LLMs are improving — but vigilance isn't optional
A colleague caught what I missed. Here's what that revealed about trusting agentic workflows.
I received a message from two of my colleagues on a Slack group chat, where they quoted a very obvious inconsistency issue in a high level design (HLD) document which I had prepared a month ago. The whole high HLD doc was consistent but an obvious issue was in a flow which the LLM had mentioned. It wrote how a specific business logic is the responsibility of a service — and that was not the case. I saw the quoted paragraph and understood it in a fraction of a second that it was wrong.
When I did this HLD I was experimenting with a new HLD skill-based workflow to generate the HLD doc leveraging Copilot with the Claude Sonnet model.
I tested this agentic skill by generating HLDs before and found it to be satisfactory. I believe I trusted the outcome more than I should have and somehow it slipped out of the review cycle.
Well, I should have validated it line by line myself rather than completely trusting the outcome — or my skill evaluation should be much better to make sure issues like this get caught.

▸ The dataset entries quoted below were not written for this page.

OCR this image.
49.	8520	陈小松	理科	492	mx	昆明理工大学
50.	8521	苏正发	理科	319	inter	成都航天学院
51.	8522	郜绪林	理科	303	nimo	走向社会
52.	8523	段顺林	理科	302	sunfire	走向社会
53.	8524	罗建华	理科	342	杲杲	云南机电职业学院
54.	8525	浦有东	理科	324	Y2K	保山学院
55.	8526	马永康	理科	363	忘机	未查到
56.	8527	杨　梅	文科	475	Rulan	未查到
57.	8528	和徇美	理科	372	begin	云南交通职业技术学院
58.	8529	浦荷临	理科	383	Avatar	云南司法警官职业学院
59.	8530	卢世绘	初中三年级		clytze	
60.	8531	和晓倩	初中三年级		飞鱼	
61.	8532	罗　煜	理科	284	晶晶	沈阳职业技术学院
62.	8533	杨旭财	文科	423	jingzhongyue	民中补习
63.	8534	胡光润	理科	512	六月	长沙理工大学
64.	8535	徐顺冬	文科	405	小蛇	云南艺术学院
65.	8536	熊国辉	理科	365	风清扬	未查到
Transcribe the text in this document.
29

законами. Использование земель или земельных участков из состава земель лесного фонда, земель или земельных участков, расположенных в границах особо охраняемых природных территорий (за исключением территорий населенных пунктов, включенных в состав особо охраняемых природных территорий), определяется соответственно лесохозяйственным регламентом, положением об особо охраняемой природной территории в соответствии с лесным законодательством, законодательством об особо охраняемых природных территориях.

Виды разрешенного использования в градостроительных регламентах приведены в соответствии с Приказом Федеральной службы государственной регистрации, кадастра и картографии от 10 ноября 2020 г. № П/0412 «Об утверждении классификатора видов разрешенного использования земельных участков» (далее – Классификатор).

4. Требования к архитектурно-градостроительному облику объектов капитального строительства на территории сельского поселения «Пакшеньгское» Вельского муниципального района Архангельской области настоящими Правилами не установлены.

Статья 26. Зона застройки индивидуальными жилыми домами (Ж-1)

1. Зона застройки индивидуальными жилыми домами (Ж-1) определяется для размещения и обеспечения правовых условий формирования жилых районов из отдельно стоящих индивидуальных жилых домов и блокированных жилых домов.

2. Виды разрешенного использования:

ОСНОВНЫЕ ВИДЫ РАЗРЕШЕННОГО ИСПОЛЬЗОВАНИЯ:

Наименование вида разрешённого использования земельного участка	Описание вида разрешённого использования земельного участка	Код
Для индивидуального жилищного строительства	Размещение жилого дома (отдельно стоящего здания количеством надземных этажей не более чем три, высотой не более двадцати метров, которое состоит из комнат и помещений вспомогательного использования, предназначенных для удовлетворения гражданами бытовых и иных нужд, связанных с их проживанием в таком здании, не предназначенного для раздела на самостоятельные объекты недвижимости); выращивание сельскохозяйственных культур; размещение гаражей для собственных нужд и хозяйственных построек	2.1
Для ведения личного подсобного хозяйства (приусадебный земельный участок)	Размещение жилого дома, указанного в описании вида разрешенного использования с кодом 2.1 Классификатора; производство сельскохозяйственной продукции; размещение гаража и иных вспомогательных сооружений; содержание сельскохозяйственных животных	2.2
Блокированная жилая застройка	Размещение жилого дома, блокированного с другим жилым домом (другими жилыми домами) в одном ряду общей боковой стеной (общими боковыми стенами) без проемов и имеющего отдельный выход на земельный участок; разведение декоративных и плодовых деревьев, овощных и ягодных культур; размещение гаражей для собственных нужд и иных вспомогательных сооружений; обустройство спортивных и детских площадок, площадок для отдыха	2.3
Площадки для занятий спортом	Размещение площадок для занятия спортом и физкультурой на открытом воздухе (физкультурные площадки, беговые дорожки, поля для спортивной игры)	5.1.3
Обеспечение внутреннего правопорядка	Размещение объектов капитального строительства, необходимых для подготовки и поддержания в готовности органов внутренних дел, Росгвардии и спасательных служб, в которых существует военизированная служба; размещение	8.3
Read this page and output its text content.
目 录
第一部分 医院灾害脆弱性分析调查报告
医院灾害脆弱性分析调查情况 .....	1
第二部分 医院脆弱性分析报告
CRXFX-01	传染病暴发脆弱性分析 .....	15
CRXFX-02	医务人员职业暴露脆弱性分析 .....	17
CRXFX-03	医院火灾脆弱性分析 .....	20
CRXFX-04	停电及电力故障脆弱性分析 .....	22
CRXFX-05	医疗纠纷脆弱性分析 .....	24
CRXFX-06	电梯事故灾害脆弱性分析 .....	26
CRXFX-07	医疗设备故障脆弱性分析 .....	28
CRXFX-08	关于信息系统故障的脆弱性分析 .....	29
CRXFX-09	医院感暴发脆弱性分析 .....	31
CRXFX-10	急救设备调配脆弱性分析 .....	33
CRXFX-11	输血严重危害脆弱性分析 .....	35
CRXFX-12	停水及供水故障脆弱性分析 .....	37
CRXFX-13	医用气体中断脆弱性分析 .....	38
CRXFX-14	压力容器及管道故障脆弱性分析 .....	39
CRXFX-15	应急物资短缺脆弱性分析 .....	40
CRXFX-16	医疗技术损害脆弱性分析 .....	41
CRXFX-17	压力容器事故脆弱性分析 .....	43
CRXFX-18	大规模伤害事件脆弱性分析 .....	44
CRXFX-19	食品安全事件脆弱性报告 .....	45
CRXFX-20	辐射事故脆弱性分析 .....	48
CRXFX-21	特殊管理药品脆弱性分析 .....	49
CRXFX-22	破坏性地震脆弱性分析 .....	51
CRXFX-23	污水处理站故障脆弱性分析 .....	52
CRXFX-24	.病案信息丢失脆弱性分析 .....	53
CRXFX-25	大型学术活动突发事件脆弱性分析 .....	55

I believe model context size, quality of context and the way agents are programmed matters a lot and can bring a measurable difference in outcome quality. Sonnet on Copilot when I used it may not be the same today but at that time it didn’t do a good job even after instructing it to look into the low level design and source code to figure out the as-is design of the system.
But anyway, the issue has been flagged by another human and that’s a relief — but a pretty bizarre situation that makes you perceive these LLMs as unreliable.